De hecho, a instancias de Hitler, la familia (Adolf, su hermana Paula y Klara, la madre) han abandonado la casa de Leonding y se han mudado a un espacioso piso en Linz. De vez en cuando tienen huéspedes, que más tarde recordarán cómo Hitler, como un mal actor, intepretará delante de ellos la idea que este adolescente inculto y provinciano tiene de un artista. Se levantará de la mesa, en mitad de las comidas, y se pondrá a dibujar ostensiblemente arquitecturas clásicas, arcos de triunfo, cualquier cosa que se le ocurra, eso sí, asegurándose de que la gente le vea poseído del espíritu del Arte, ese don de los dioses que justifica no dar un palo al agua y ser un parásito de su familia.

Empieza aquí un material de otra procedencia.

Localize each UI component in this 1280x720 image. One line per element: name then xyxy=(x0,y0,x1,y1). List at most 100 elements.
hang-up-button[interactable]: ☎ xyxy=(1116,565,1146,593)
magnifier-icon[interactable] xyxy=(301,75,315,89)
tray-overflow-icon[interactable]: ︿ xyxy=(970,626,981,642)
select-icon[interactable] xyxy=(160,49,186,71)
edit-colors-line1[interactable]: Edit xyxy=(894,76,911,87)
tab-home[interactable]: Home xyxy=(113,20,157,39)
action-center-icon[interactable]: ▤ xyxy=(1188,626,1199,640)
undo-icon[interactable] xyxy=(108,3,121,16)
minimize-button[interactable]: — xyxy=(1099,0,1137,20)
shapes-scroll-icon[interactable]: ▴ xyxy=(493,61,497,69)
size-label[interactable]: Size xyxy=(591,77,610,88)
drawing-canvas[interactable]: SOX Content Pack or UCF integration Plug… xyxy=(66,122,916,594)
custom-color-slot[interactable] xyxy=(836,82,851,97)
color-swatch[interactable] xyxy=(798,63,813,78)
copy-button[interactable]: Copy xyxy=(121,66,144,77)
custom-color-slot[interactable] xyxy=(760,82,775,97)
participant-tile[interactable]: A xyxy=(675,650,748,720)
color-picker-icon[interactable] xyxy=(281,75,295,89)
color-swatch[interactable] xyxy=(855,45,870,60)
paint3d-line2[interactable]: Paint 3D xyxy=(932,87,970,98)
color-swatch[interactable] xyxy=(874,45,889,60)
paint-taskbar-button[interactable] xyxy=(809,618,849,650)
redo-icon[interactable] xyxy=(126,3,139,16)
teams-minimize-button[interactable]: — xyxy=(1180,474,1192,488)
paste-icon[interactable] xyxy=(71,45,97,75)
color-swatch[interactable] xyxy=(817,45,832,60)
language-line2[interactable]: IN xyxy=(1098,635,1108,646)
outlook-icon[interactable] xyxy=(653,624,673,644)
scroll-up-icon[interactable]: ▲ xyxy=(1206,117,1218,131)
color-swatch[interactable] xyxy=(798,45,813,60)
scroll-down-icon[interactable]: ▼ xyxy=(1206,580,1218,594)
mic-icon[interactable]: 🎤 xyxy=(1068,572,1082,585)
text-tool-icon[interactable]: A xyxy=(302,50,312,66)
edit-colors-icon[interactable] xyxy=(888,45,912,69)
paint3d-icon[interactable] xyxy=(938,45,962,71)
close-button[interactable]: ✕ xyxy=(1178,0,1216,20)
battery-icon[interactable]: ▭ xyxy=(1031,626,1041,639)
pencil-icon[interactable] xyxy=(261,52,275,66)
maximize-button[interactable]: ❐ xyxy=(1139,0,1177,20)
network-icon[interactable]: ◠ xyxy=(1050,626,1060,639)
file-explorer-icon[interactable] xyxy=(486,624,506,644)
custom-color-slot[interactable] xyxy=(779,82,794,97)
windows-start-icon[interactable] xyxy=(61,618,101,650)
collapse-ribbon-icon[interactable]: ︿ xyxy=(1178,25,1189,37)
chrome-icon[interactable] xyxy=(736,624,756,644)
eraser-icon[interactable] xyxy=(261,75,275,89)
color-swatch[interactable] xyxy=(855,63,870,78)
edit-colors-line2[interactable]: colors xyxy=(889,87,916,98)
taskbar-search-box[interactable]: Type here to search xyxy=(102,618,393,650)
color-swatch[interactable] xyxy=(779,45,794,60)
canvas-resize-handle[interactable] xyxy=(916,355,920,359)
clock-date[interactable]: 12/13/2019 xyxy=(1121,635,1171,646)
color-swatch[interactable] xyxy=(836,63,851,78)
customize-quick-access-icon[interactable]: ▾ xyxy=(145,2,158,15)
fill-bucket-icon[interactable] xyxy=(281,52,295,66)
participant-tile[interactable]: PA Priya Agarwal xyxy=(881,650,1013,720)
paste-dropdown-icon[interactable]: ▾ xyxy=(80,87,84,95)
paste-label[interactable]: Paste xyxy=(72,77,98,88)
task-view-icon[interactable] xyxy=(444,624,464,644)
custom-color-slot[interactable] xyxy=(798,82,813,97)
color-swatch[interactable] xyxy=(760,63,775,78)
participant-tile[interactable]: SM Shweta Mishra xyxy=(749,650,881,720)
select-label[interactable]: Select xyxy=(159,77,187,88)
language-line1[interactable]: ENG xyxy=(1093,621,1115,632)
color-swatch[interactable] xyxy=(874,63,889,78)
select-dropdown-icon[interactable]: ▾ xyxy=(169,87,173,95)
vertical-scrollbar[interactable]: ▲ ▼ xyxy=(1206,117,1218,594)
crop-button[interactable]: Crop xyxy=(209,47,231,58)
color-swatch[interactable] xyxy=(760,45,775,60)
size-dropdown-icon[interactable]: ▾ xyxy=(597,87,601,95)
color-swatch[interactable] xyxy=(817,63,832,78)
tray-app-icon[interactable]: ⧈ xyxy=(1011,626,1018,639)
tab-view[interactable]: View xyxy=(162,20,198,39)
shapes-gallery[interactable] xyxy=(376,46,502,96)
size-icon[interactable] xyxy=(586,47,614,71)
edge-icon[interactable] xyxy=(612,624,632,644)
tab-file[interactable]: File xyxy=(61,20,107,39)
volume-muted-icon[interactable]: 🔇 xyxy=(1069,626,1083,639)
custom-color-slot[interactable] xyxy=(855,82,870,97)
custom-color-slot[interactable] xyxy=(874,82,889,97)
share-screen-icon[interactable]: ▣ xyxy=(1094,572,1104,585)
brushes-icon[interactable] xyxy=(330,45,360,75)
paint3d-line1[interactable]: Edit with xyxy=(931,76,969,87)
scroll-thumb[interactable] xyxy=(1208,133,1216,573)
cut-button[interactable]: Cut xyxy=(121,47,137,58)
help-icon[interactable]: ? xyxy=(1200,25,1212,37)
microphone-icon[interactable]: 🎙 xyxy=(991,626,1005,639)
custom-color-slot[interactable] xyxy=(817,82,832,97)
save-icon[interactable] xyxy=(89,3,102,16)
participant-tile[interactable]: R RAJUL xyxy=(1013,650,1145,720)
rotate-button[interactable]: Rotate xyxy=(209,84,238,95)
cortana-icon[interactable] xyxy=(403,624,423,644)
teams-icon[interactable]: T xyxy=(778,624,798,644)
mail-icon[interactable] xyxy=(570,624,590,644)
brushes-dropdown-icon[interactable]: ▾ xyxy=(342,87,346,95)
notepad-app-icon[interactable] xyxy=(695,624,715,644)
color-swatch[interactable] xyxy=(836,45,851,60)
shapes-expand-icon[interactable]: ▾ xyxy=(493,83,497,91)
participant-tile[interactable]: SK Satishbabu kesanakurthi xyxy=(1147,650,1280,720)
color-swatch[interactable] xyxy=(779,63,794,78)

Cuando la madre y la hija pasan por su lado, los ojos de Hitler devoran a la muchacha, su boca se abre un poco, se lleva la mano al pecho. La madre, la que nunca será su suegra, disimula, un poco escandalizada y un poco incómoda.

Unos metros más adelante, pregunta :

-Y ese, quién es ? No le habrás dado pie, verdad ?

La muchacha enrojece. El flaco desconocido no tiene la más mínima posibilidad de conquistarla, porque su corazón ya está ocupado.

-No lo sé, Mutti.

-Es un muerto de hambre. Se le ve a la legua.